Она сидела напротив меня, закинув ногу на ногу и виновато устремив взгляд в пол. Девушка держала бокал с темным вином, изящно выгнув запястье. Её рук хотелось касаться. Когда я помог снять ей пальто, она поправила такое же черное платье чуть выше колена и смущенно улыбнулась. Я не удержался и чуть коснулся пальцами изгиба её локтя, будто бы случайно задев, вещая пальто, коснулся, не сумев сдержать порыв. Я не ошибся в своих догадках. Краска бросила мне в лицо, я отшатнулся, испугавшись своей дерзости, но они лишь подняла на меня свои большие испуганные глаза лани, глаза фиолетового цвета и нагнулась снять туфли.
- Кажется, я должна, - прошептала она, отстраняясь.
Моё запястье горело от её прикосновения. Моя рука невольно дрожала после того, как её обняла её рука, несколько капель вина пролилось на пол. Когда они коснулись пола, дом пошатнулся от громового раската. Погас свет.
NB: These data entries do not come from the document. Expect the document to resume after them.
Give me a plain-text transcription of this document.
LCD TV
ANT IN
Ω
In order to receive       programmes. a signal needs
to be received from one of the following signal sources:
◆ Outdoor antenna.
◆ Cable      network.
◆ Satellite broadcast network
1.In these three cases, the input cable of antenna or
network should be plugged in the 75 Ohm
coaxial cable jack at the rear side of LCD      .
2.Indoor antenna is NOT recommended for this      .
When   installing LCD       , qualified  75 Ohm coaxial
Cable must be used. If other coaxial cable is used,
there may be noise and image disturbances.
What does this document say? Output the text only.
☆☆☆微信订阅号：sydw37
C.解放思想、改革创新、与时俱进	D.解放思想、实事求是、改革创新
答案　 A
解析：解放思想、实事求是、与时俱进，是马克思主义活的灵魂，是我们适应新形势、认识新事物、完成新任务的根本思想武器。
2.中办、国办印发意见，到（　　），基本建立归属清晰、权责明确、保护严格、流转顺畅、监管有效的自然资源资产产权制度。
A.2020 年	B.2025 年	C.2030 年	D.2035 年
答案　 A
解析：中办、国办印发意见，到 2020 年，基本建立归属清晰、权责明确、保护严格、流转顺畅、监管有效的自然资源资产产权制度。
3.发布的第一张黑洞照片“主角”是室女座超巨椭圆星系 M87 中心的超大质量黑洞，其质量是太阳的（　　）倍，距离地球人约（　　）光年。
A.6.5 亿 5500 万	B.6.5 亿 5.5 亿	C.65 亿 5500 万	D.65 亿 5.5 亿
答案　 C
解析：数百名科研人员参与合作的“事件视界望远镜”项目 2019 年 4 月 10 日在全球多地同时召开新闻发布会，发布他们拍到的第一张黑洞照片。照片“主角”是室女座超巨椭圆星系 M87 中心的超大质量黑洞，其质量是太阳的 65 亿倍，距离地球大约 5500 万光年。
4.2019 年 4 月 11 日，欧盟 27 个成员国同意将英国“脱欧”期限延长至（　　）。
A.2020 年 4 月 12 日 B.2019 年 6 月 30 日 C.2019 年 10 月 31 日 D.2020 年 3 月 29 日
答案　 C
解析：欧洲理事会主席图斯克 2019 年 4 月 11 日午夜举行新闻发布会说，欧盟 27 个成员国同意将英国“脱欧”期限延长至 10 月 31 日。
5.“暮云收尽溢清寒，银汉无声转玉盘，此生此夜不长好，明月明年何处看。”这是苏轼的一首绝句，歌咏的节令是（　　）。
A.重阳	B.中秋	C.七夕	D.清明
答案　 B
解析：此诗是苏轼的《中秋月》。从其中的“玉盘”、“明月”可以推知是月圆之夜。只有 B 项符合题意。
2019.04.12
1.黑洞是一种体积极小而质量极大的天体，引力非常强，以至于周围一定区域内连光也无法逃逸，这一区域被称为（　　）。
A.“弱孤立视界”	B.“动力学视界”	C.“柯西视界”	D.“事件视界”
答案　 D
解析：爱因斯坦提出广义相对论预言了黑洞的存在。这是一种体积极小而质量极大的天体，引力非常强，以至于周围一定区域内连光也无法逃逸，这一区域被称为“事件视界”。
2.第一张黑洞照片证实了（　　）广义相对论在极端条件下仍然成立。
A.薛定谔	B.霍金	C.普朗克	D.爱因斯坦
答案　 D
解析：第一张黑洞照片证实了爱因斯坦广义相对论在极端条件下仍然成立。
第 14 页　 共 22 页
Шорох - и её рука обвила мою шею и я почувствовал на щеке её дыхание. Я затрепетал, тяжело вздохнув. Сущность моя вытянулась в струну, я сам был единым обнаженным нервом. Она коснулась моей щеки губами и это было подобно урагану - я был сметен, опустошен, раздавлен и беспомощен! Безумно хотелось её коснуться и я не смог противиться, рука сквозь силу коснулась её тонкого стана и я почувствовал, как она дрожит, почувствовал её животрепещущую плоть под рукой. Несомненно, я не был одинок в своих чувствах.
- Я знаю, что нам поможет, - сказала она, уверенным тоном, - я сейчас кое-что добавлю в вино, закрой глаза, пожалуйста.
Свет снова горел и я снова сидел напротив её. Я почувствовал тревогу, но тут же подавил её в себе, как подавлял всякое другое чувство этим вечером. Казалось, прошла целая вечность, прежде чем она окликнула меня. Бокалы стояли на своих местах, она осторожно положила на стол маленькую ложечку, с которой капало вино.
- Выбирай, твой или мой. Я могла насыпать тебе, а себе - ничего. Или наоборот.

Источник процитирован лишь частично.